Azure/azure-storage-python

Uploading large file (> 256MB) using HTTP client from python, without using Azure SDK

akshayDhotre opened this issue · 5 comments

Which service(blob, file, queue) does this issue concern?

Azure Blob storge

Which version of the SDK was used? Please provide the output of pip freeze.

NA

What problem was encountered?

Not able to upload large file (> 256MB) to azure blob storage with HTTP client on Azure Blob SAS URL

Hi @akshayDhotre

Thanks for reaching out. It looks like this is not correct repo for your question.
While can you explain a bit about "on Azure Blob SAS URL" so we can see if there's anything we can help.
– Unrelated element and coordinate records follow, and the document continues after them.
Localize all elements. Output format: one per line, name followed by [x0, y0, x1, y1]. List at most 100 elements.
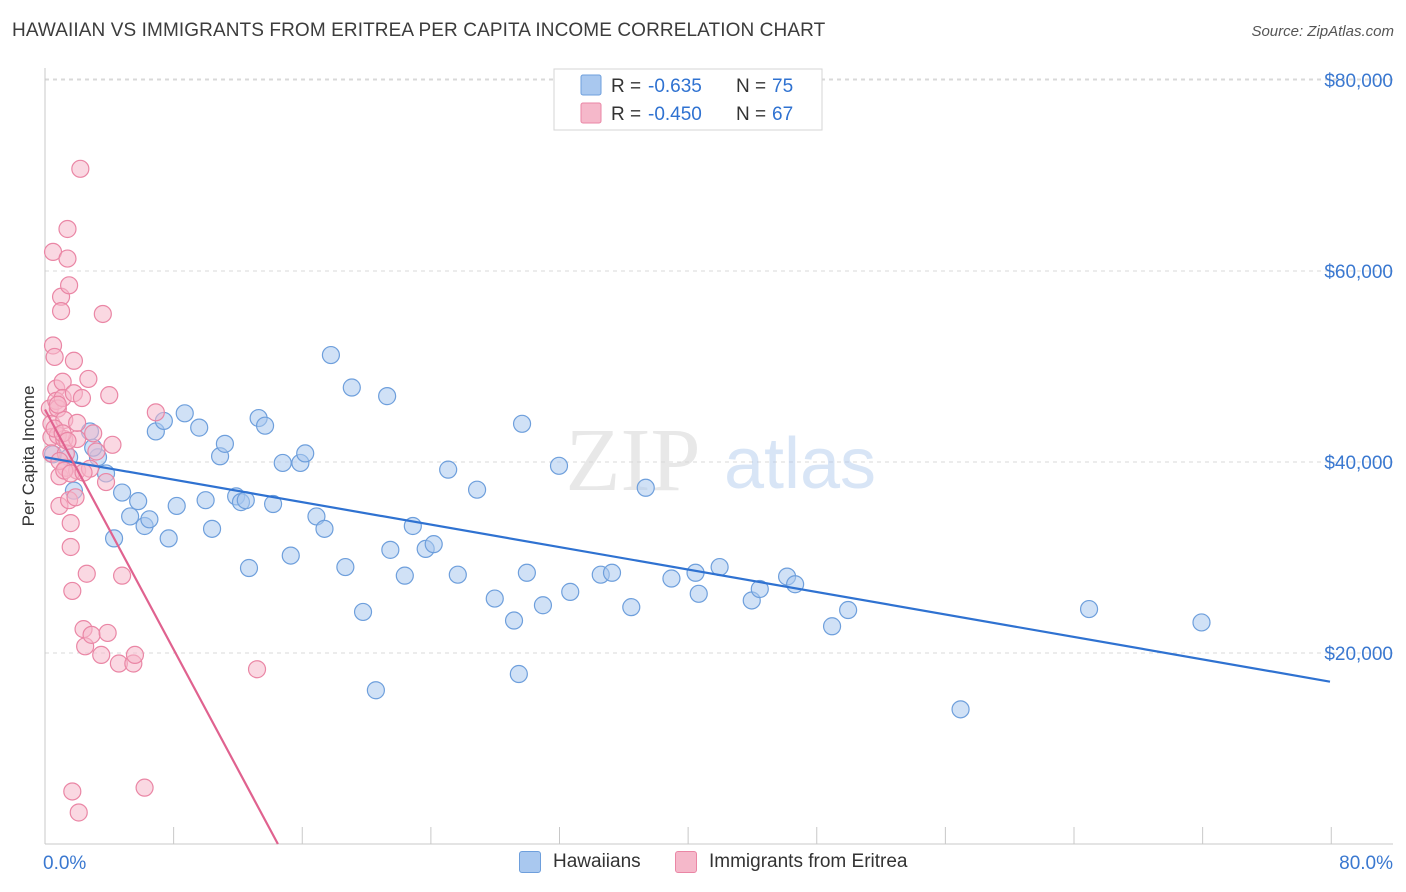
eritrea-point	[82, 625, 101, 644]
eritrea-point	[61, 514, 80, 533]
eritrea-point	[63, 782, 82, 801]
legend-swatch-eritrea	[580, 102, 602, 124]
eritrea-point	[61, 537, 80, 557]
hawaiian-point	[602, 563, 622, 582]
hawaiian-point	[504, 611, 524, 630]
hawaiian-point	[439, 460, 458, 479]
hawaiian-point	[129, 492, 148, 511]
hawaiian-point	[121, 507, 140, 526]
eritrea-point	[98, 623, 117, 643]
legend-n-label-2: N =	[736, 104, 766, 125]
hawaiian-point	[167, 496, 186, 516]
eritrea-point	[58, 219, 77, 239]
eritrea-point	[48, 395, 67, 414]
legend-r-label-1: R =	[611, 76, 641, 97]
hawaiian-point	[561, 582, 580, 601]
eritrea-point	[66, 488, 85, 507]
hawaiian-point	[202, 519, 222, 538]
hawaiian-point	[175, 404, 194, 423]
eritrea-point	[84, 424, 103, 443]
hawaiian-point	[315, 519, 334, 538]
watermark-zip: ZIP	[566, 411, 701, 510]
hawaiian-point	[159, 529, 178, 548]
legend-n-value-2: 67	[772, 104, 793, 125]
hawaiian-point	[467, 480, 487, 499]
y-tick-label: $60,000	[1324, 262, 1393, 283]
legend-swatch-eritrea-bottom	[675, 851, 697, 873]
eritrea-point	[103, 435, 122, 454]
eritrea-trend-line	[44, 408, 279, 845]
eritrea-point	[146, 403, 165, 422]
eritrea-point	[92, 645, 111, 665]
eritrea-point	[68, 413, 87, 432]
hawaiian-point	[281, 546, 300, 565]
labels-layer: $20,000 $40,000 $60,000 $80,000 0.0% 80.0%	[43, 71, 1393, 874]
eritrea-point	[125, 645, 145, 665]
hawaiian-point	[336, 557, 355, 577]
hawaiian-point	[1079, 599, 1099, 619]
hawaiian-point	[509, 664, 528, 684]
eritrea-point	[71, 159, 90, 178]
legend-top: R = -0.635 N = 75 R = -0.450 N = 67	[553, 68, 823, 131]
hawaiian-point	[140, 510, 159, 529]
hawaiian-point	[296, 444, 315, 463]
hawaiian-point	[750, 579, 769, 599]
eritrea-point	[72, 388, 92, 408]
eritrea-point	[112, 566, 132, 585]
legend-r-value-2: -0.450	[648, 104, 702, 125]
y-tick-label: $20,000	[1324, 644, 1393, 665]
eritrea-point	[79, 369, 98, 389]
chart-title: HAWAIIAN VS IMMIGRANTS FROM ERITREA PER …	[12, 20, 826, 41]
hawaiian-point	[622, 598, 641, 617]
hawaiian-point	[273, 453, 292, 473]
hawaiian-point	[239, 558, 259, 578]
hawaiian-point	[366, 681, 385, 700]
hawaiian-point	[549, 456, 569, 475]
hawaiian-point	[381, 540, 400, 559]
eritrea-point	[59, 276, 79, 295]
hawaiian-point	[951, 700, 970, 719]
legend-n-label-1: N =	[736, 76, 766, 97]
eritrea-point	[96, 472, 116, 492]
axes-layer	[44, 68, 1393, 845]
hawaiian-point	[255, 416, 275, 435]
eritrea-point	[100, 386, 119, 405]
hawaiian-point	[353, 602, 373, 622]
eritrea-point	[63, 581, 82, 601]
legend-r-value-1: -0.635	[648, 76, 702, 97]
eritrea-point	[64, 351, 84, 370]
hawaiian-point	[263, 494, 283, 514]
legend-swatch-hawaiians	[580, 74, 602, 96]
legend-swatch-hawaiians-bottom	[519, 851, 541, 873]
hawaiian-point	[190, 418, 209, 437]
hawaiian-point	[485, 589, 504, 608]
hawaiian-point	[822, 617, 842, 636]
y-tick-label: $80,000	[1324, 71, 1393, 92]
chart-source: Source: ZipAtlas.com	[1251, 23, 1394, 40]
hawaiian-point	[512, 414, 532, 433]
watermark-atlas: atlas	[724, 424, 876, 504]
legend-bottom: Hawaiians Immigrants from Eritrea	[0, 851, 1406, 877]
x-tick-label: 0.0%	[43, 853, 86, 874]
hawaiian-point	[517, 563, 536, 582]
eritrea-point	[45, 347, 64, 367]
hawaiian-point	[636, 478, 655, 497]
eritrea-point	[58, 249, 77, 268]
y-tick-label: $40,000	[1324, 453, 1393, 474]
hawaiian-trend-line	[44, 456, 1331, 683]
hawaiian-point	[689, 584, 708, 603]
eritrea-point	[51, 302, 71, 321]
eritrea-point	[77, 564, 96, 583]
legend-item-hawaiians: Hawaiians	[519, 851, 641, 873]
hawaiian-point	[448, 565, 467, 584]
eritrea-point	[247, 660, 267, 679]
y-axis-label: Per Capita Income	[19, 386, 38, 527]
legend-r-label-2: R =	[611, 104, 641, 125]
trend-layer	[44, 408, 1331, 845]
hawaiian-point	[662, 569, 681, 588]
hawaiian-point	[196, 491, 215, 510]
hawaiian-point	[378, 387, 397, 406]
legend-item-eritrea: Immigrants from Eritrea	[675, 851, 907, 873]
eritrea-point	[69, 803, 88, 822]
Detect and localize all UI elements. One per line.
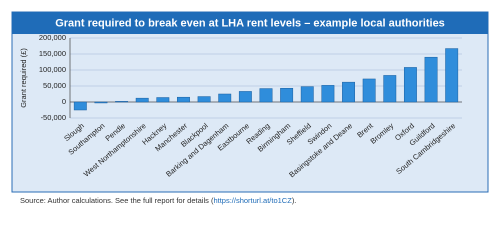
source-text: Source: Author calculations. See the ful… [20, 196, 214, 205]
bar [424, 56, 438, 103]
bar [403, 67, 417, 103]
chart: Grant required to break even at LHA rent… [11, 11, 489, 205]
bar [342, 81, 355, 103]
bar [300, 86, 314, 103]
bar [321, 85, 335, 103]
bar [218, 93, 232, 103]
chart-title: Grant required to break even at LHA rent… [55, 17, 445, 29]
bar [115, 101, 129, 103]
bar [94, 101, 108, 104]
y-tick-label: 0 [62, 97, 66, 106]
bar [135, 97, 149, 103]
bar [280, 87, 294, 103]
bar [156, 97, 170, 103]
y-tick-label: 50,000 [43, 81, 66, 90]
y-tick-label: 200,000 [39, 33, 66, 42]
y-tick-label: 150,000 [39, 49, 66, 58]
bar [445, 48, 459, 103]
y-tick-label: -50,000 [41, 113, 66, 122]
bar [259, 88, 273, 103]
bar [238, 91, 252, 103]
y-axis-label: Grant required (£) [19, 48, 28, 108]
title-bar [12, 12, 488, 34]
source-suffix: ). [292, 196, 297, 205]
bar [383, 75, 397, 103]
y-tick-label: 100,000 [39, 65, 66, 74]
bar [197, 96, 211, 103]
source-link[interactable]: https://shorturl.at/to1CZ [213, 196, 292, 205]
page: {"chart_data": {"type": "bar", "title": … [11, 11, 489, 205]
bar [73, 101, 87, 111]
bar [177, 96, 190, 103]
source: Source: Author calculations. See the ful… [20, 196, 296, 205]
bar [362, 78, 376, 103]
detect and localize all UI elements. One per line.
@xiafu-msft To elaborate on @akshayDhotre 's question -

  • We have a azure blob SAS URL which is of a zip file from customer (you can upload a zip file in azure blob storage and create a SAS URL out of it)
  • We have some business logic and wants to upload/replace an expected zipped file (whose size can be >256 MB or > 400 MB etc.) to the URL above. (Again, to repro on your end, you can have a folder with any number of files, zip it, make sure zip is
    ~500 MB and try to upload/replace this to above URL). As mentioned by @akshayDhotre - point 1 is a customer SAS URL, we don't have control on that or credentials and cannot use azure sdk for python to upload (?)
  • While doing this from python, we are using below code -
headers = {
        'x-ms-blob-type': 'BlockBlob'
    }
    data = open(<local_zip_file_path>, mode='rb').read()
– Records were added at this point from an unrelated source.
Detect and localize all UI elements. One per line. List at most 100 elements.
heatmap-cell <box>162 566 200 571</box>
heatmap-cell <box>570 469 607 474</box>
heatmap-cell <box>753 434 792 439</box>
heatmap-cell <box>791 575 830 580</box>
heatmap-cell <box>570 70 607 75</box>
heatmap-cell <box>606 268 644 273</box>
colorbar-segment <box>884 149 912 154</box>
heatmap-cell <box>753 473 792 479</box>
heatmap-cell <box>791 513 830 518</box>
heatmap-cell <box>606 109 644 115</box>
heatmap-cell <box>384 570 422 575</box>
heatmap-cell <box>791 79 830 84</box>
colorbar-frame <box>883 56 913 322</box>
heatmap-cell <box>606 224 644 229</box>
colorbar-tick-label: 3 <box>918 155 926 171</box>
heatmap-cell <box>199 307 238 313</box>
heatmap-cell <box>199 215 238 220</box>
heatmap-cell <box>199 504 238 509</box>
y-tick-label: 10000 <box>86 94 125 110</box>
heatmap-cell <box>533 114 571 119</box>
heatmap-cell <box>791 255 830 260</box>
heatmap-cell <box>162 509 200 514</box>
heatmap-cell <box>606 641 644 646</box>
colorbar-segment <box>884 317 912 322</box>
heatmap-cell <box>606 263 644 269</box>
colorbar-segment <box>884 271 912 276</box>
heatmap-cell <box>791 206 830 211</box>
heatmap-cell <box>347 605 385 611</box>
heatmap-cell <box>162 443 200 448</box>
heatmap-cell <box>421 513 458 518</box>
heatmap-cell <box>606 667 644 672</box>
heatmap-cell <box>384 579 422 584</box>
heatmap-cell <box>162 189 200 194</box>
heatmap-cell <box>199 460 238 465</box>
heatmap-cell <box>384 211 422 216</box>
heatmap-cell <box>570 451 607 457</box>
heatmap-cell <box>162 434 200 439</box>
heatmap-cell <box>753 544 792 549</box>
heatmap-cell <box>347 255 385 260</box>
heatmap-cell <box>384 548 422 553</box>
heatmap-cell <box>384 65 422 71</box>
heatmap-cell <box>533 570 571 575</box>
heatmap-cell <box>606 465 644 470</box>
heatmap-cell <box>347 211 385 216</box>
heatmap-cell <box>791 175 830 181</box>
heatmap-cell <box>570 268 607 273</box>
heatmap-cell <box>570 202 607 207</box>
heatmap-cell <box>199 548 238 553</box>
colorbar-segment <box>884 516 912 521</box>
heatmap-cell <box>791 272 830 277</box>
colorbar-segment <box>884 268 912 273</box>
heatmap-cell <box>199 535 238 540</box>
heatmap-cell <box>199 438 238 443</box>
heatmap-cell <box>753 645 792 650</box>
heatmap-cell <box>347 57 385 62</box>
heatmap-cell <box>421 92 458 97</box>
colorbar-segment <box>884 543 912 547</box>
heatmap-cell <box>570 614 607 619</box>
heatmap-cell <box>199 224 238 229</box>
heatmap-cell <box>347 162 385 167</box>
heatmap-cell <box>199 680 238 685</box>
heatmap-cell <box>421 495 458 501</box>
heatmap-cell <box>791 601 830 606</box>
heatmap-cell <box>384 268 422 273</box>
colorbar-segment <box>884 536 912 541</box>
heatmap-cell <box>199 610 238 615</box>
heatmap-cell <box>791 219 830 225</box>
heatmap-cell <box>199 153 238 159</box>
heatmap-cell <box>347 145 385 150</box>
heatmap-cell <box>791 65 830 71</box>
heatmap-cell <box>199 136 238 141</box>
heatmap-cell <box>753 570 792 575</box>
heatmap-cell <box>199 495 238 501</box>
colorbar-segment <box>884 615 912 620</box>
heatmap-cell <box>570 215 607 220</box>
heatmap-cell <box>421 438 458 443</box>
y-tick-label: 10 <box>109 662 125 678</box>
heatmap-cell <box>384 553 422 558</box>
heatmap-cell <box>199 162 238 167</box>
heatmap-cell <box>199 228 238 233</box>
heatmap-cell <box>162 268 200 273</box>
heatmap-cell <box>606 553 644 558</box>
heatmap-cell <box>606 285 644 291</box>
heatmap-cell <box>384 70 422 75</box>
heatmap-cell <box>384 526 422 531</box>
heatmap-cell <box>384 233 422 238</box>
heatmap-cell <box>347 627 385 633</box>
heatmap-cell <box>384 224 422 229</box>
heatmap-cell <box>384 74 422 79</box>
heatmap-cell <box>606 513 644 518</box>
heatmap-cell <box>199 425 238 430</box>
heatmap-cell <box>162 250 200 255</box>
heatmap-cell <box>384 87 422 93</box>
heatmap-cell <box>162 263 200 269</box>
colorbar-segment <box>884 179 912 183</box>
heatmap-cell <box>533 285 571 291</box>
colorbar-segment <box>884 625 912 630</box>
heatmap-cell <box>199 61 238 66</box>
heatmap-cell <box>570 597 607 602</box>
    logging_message = None
    try:
        response = requests.put(<customer-provided-destination-path-url>, headers=headers, data=data)
        response.raise_for_status()
    except requests.exceptions.HTTPError as err:
        logging_message = f'Http error while uploading output zip: {str(err)}'
    except requests.exceptions.ConnectionError as err:
        logging_message = f'Error connecting while uploading output zip: {str(err)}'
    except requests.exceptions.Timeout as err:
        logging_message = f'Timeout error while uploading output zip: {str(err)}'
    except requests.exceptions.RequestException as err:
        logging_message = f'An error occurred while uploading output zip: {str(err)}'
  • During execution, we get '413 Client Error: The request body is too large and exceeds the maximum permissible limit.' error.
    Hope this helps.

Please let us know if you need any more information

I think the question title states that we need to do this without using azure sdk. Currently it is possible using azure blob sdk or calling azure blob storage REST API but the case here is different.
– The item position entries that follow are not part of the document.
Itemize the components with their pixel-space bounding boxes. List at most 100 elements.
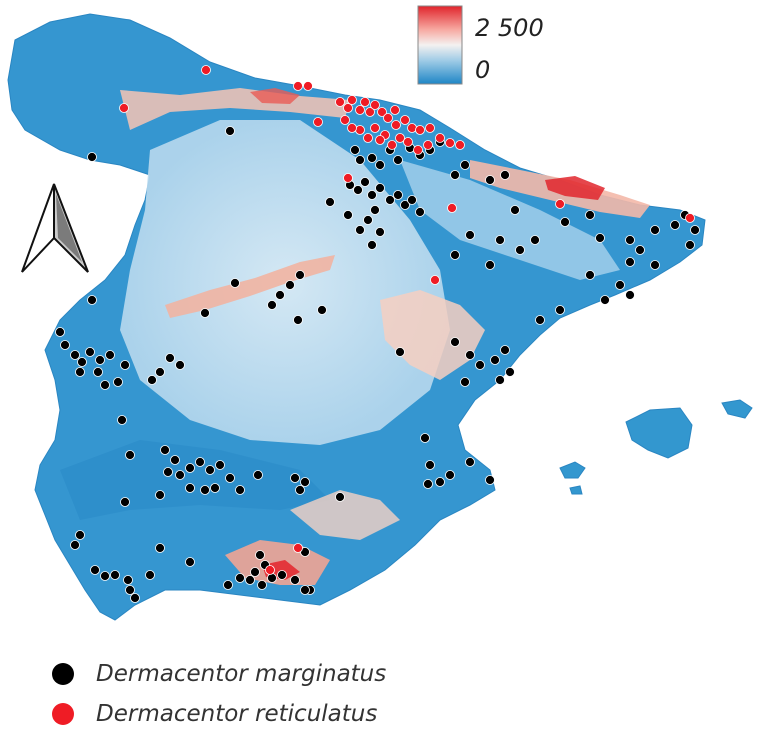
- reticulatus-occurrence-point: [370, 123, 380, 133]
- reticulatus-occurrence-point: [430, 275, 440, 285]
- marginatus-occurrence-point: [625, 235, 635, 245]
- marginatus-occurrence-point: [485, 475, 495, 485]
- marginatus-occurrence-point: [460, 160, 470, 170]
- marginatus-occurrence-point: [223, 580, 233, 590]
- marginatus-occurrence-point: [505, 367, 515, 377]
- reticulatus-occurrence-point: [293, 543, 303, 553]
- marginatus-occurrence-point: [500, 345, 510, 355]
- marginatus-occurrence-point: [267, 300, 277, 310]
- marginatus-occurrence-point: [425, 460, 435, 470]
- reticulatus-occurrence-point: [447, 203, 457, 213]
- marginatus-occurrence-point: [205, 465, 215, 475]
- marginatus-occurrence-point: [125, 450, 135, 460]
- elevation-scale-max-label: 2 500: [475, 14, 544, 42]
- reticulatus-occurrence-point: [375, 135, 385, 145]
- marginatus-occurrence-point: [635, 245, 645, 255]
- marginatus-occurrence-point: [85, 347, 95, 357]
- marginatus-occurrence-point: [100, 380, 110, 390]
- legend-label-marginatus: Dermacentor marginatus: [96, 661, 387, 687]
- marginatus-occurrence-point: [495, 235, 505, 245]
- reticulatus-occurrence-point: [425, 123, 435, 133]
- marginatus-occurrence-point: [225, 126, 235, 136]
- marginatus-occurrence-point: [257, 580, 267, 590]
- legend-item-reticulatus: Dermacentor reticulatus: [52, 694, 386, 734]
- marginatus-occurrence-point: [367, 240, 377, 250]
- reticulatus-occurrence-point: [423, 140, 433, 150]
- marginatus-occurrence-point: [393, 155, 403, 165]
- reticulatus-occurrence-point: [363, 133, 373, 143]
- marginatus-occurrence-point: [295, 485, 305, 495]
- marginatus-occurrence-point: [690, 225, 700, 235]
- marginatus-points: [55, 126, 700, 603]
- marginatus-occurrence-point: [70, 540, 80, 550]
- marginatus-occurrence-point: [585, 210, 595, 220]
- reticulatus-occurrence-point: [415, 125, 425, 135]
- marginatus-occurrence-point: [123, 575, 133, 585]
- reticulatus-occurrence-point: [445, 138, 455, 148]
- marginatus-occurrence-point: [185, 557, 195, 567]
- marginatus-occurrence-point: [475, 360, 485, 370]
- reticulatus-occurrence-point: [387, 140, 397, 150]
- marginatus-occurrence-point: [147, 375, 157, 385]
- marginatus-occurrence-point: [465, 230, 475, 240]
- marginatus-occurrence-point: [650, 260, 660, 270]
- marginatus-occurrence-point: [343, 210, 353, 220]
- marginatus-occurrence-point: [200, 308, 210, 318]
- reticulatus-occurrence-point: [343, 103, 353, 113]
- marginatus-occurrence-point: [93, 367, 103, 377]
- reticulatus-occurrence-point: [377, 107, 387, 117]
- marginatus-occurrence-point: [500, 170, 510, 180]
- reticulatus-marker-icon: [52, 703, 74, 725]
- marginatus-occurrence-point: [110, 570, 120, 580]
- reticulatus-occurrence-point: [370, 100, 380, 110]
- legend: Dermacentor marginatus Dermacentor retic…: [52, 654, 386, 734]
- marginatus-occurrence-point: [685, 240, 695, 250]
- reticulatus-occurrence-point: [395, 133, 405, 143]
- marginatus-marker-icon: [52, 663, 74, 685]
- marginatus-occurrence-point: [60, 340, 70, 350]
- reticulatus-occurrence-point: [201, 65, 211, 75]
- marginatus-occurrence-point: [445, 470, 455, 480]
- marginatus-occurrence-point: [420, 433, 430, 443]
- marginatus-occurrence-point: [100, 571, 110, 581]
- marginatus-occurrence-point: [560, 217, 570, 227]
- marginatus-occurrence-point: [450, 170, 460, 180]
- marginatus-occurrence-point: [277, 570, 287, 580]
- marginatus-occurrence-point: [423, 479, 433, 489]
- marginatus-occurrence-point: [87, 152, 97, 162]
- mallorca: [625, 407, 693, 459]
- marginatus-occurrence-point: [253, 470, 263, 480]
- marginatus-occurrence-point: [367, 153, 377, 163]
- marginatus-occurrence-point: [175, 360, 185, 370]
- marginatus-occurrence-point: [360, 177, 370, 187]
- marginatus-occurrence-point: [75, 530, 85, 540]
- marginatus-occurrence-point: [295, 270, 305, 280]
- reticulatus-occurrence-point: [555, 199, 565, 209]
- marginatus-occurrence-point: [290, 473, 300, 483]
- reticulatus-occurrence-point: [403, 137, 413, 147]
- pyrenees-peaks: [545, 176, 605, 200]
- reticulatus-occurrence-point: [435, 133, 445, 143]
- marginatus-occurrence-point: [255, 550, 265, 560]
- marginatus-occurrence-point: [395, 347, 405, 357]
- marginatus-occurrence-point: [415, 207, 425, 217]
- marginatus-occurrence-point: [163, 467, 173, 477]
- marginatus-occurrence-point: [625, 257, 635, 267]
- legend-item-marginatus: Dermacentor marginatus: [52, 654, 386, 694]
- marginatus-occurrence-point: [145, 570, 155, 580]
- reticulatus-occurrence-point: [400, 115, 410, 125]
- elevation-scale-min-label: 0: [475, 56, 491, 84]
- marginatus-occurrence-point: [75, 367, 85, 377]
- reticulatus-occurrence-point: [347, 123, 357, 133]
- cantabrian-peaks: [250, 88, 300, 104]
- marginatus-occurrence-point: [155, 543, 165, 553]
- marginatus-occurrence-point: [450, 250, 460, 260]
- marginatus-occurrence-point: [195, 457, 205, 467]
- reticulatus-occurrence-point: [685, 213, 695, 223]
- marginatus-occurrence-point: [490, 355, 500, 365]
- reticulatus-occurrence-point: [265, 565, 275, 575]
- marginatus-occurrence-point: [120, 497, 130, 507]
- marginatus-occurrence-point: [285, 280, 295, 290]
- legend-label-reticulatus: Dermacentor reticulatus: [96, 701, 378, 727]
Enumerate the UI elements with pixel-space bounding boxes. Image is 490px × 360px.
Consider you are building a independent service and the service does not know whether its going to write on azure blob storage or amazon or google or any file server http path.

The service is responsible for creating a zip and uploading it to the destination path provided by the user. The destination path can be any valid URI with write permission.

To make solution generic we have used httpclient to post that file. The limitation of 256MB is holding back for larger files.
I see only two way we can solve this problem -

  1. Increase the size limit from 256MB to configurable size
  2. Partial upload using httpClient

Point 2 - Partial upload seems to be not possible, below stackoverflow link regarding the same
https://stackoverflow.com/questions/20969331/standard-method-for-http-partial-upload-resume-upload

Hi @deeagar

If you are using service version 2019-12-12, the max put size is 5GB. Can you try that and let us know if that works?